Tzvi Freeman wrote an article, “DIY Soul Repair,” for chabad.org. He wrote Yom Kippur is a time to detect our faults and make the effort to change. He calls Yom Kippur a day set aside for “self-repair.” So, basically, you’ll only get out of this holy period what you put into it.
He explores the words Rabbi Menachem Mendel of Lubavitch (1792 to 1863) wrote about damage and repair of the soul:
“All human behavior, including self-damaging behavior, is driven by pleasure. That pleasure-association persists as a sort of being of its own, burrowing itself deeper and deeper into the human psyche every time it arises in memory, as that neuro-connection is consistently reinforced. That makes it easier for the person to fall into the same behavior a second time, and then repeatedly after that, each time further reinforcing that neurological bond.”
The behavior is like a groove in a record album that keeps getting deeper the more we use it.
Face it, we must get some pleasure from our anger outbursts, gossip rants and gluttony. The key to real change is to feel the sting when we engage in those behaviors and feel pleasure when we’re calm, kind and satisfied.
“Repair, then, is to unpair,” Freeman wrote. “To dissociate that sense of pleasure from that behavior. To pull the soul out of that body.”
How does real change happen? In increments. Slow and steady. You go 15 minutes without gossiping. You go one hour without criticizing anyone. You go one day without eating junk food.
My friends in 12-step recovery programs taught me to routinely take a personal inventory of myself, to examine my defects of character, to actually list my resentments, fears and faults. When you see them in black and white, it’s easier to see the exact nature of your own wrongs – not the faults of others, no matter what they might have said or done or failed to do.

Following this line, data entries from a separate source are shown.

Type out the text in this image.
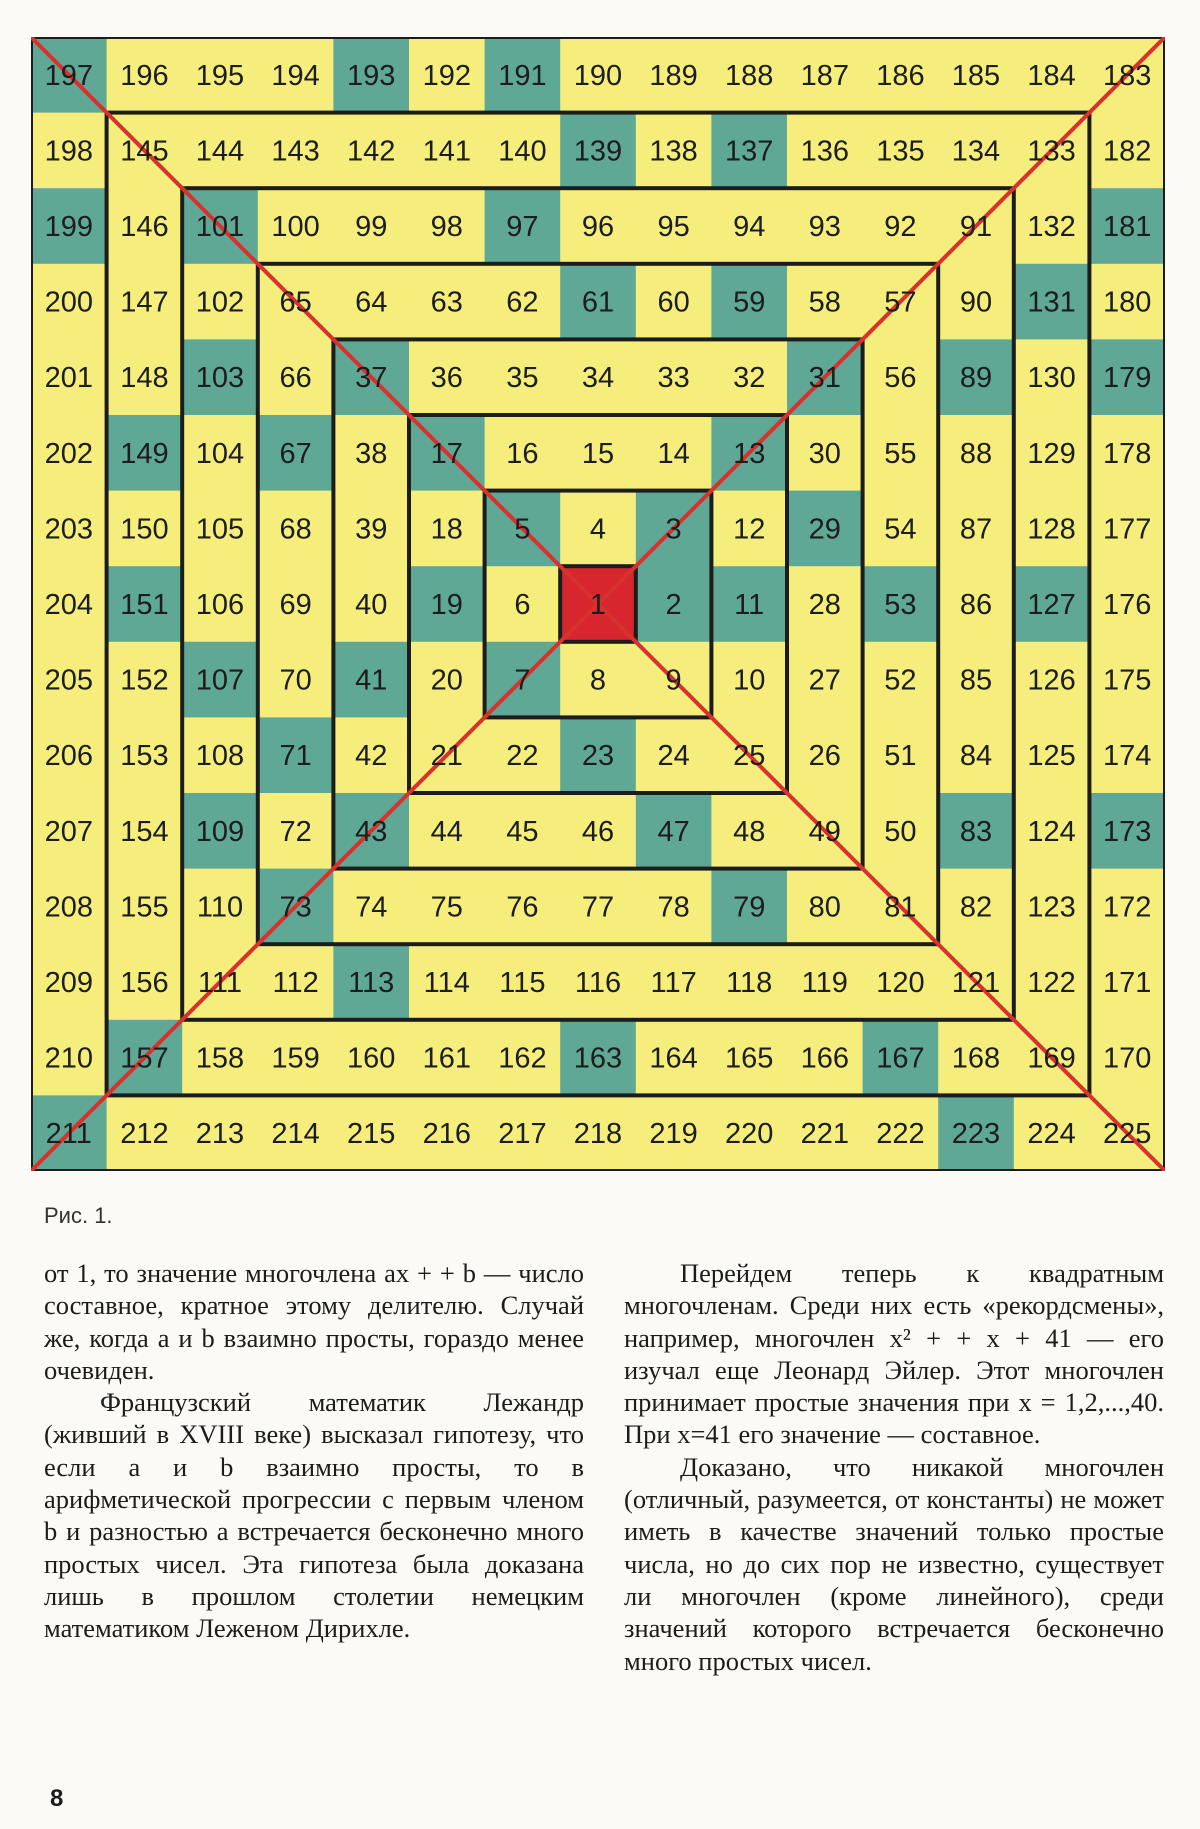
197 196 195 194 193 192 191 190 189 188 187 186 185 184 183
198 145 144 143 142 141 140 139 138 137 136 135 134 133 182
199 146 101 100 99 98 97 96 95 94 93 92 91 132 181
200 147 102 65 64 63 62 61 60 59 58 57 90 131 180
201 148 103 66 37 36 35 34 33 32 31 56 89 130 179
202 149 104 67 38 17 16 15 14 13 30 55 88 129 178
203 150 105 68 39 18 5 4 3 12 29 54 87 128 177
204 151 106 69 40 19 6 1 2 11 28 53 86 127 176
205 152 107 70 41 20 7 8 9 10 27 52 85 126 175
206 153 108 71 42 21 22 23 24 25 26 51 84 125 174
207 154 109 72 43 44 45 46 47 48 49 50 83 124 173
208 155 110 73 74 75 76 77 78 79 80 81 82 123 172
209 156 111 112 113 114 115 116 117 118 119 120 121 122 171
210 157 158 159 160 161 162 163 164 165 166 167 168 169 170
211 212 213 214 215 216 217 218 219 220 221 222 223 224 225
Рис. 1.

от 1, то значение многочлена ax + + b — число составное, кратное этому делителю. Случай же, когда a и b взаимно просты, гораздо менее очевиден.

Французский математик Лежандр (живший в XVIII веке) высказал гипотезу, что если a и b взаимно просты, то в арифметической прогрессии с первым членом b и разностью a встречается бесконечно много простых чисел. Эта гипотеза была доказана лишь в прошлом столетии немецким математиком Леженом Дирихле.

Перейдем теперь к квадратным многочленам. Среди них есть «рекордсмены», например, многочлен x² + + x + 41 — его изучал еще Леонард Эйлер. Этот многочлен принимает простые значения при x = 1,2,...,40. При x=41 его значение — составное.

Доказано, что никакой многочлен (отличный, разумеется, от константы) не может иметь в качестве значений только простые числа, но до сих пор не известно, существует ли многочлен (кроме линейного), среди значений которого встречается бесконечно много простых чисел.

8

Even if your part of the divorce or the job ending or the friendship vanishing was only 10%, you clean up your small part 100% and everything changes. Well, at least you change and that’s a big victory since you’re the only person you can change.
Once you admit your wrongs to God, to yourself, then to someone else, you grow in humility, not humiliation. There’s a big difference. I once read humility defined as “perpetual quietness of heart.” I’d put that on my bucket list.
I constantly ask God to remove from me whatever stands in the way of my being most useful to others. No matter how many times I pray for God to change me, I’m still a bundle of flaws. But perhaps, some of those flaws keep me hungry for God so that I continue to pray and meditate.
Yom Kippur is a chance to be free from ego. My friends in recovery call it “freedom from the bondage of self.” There’s an old saying, “A man all wrapped up in himself makes a very small package.”
At Yom Kippur, we unwrap. We expose what’s in that small package and surrender our smallness.
Only then can we grow our souls and become a true gift for others.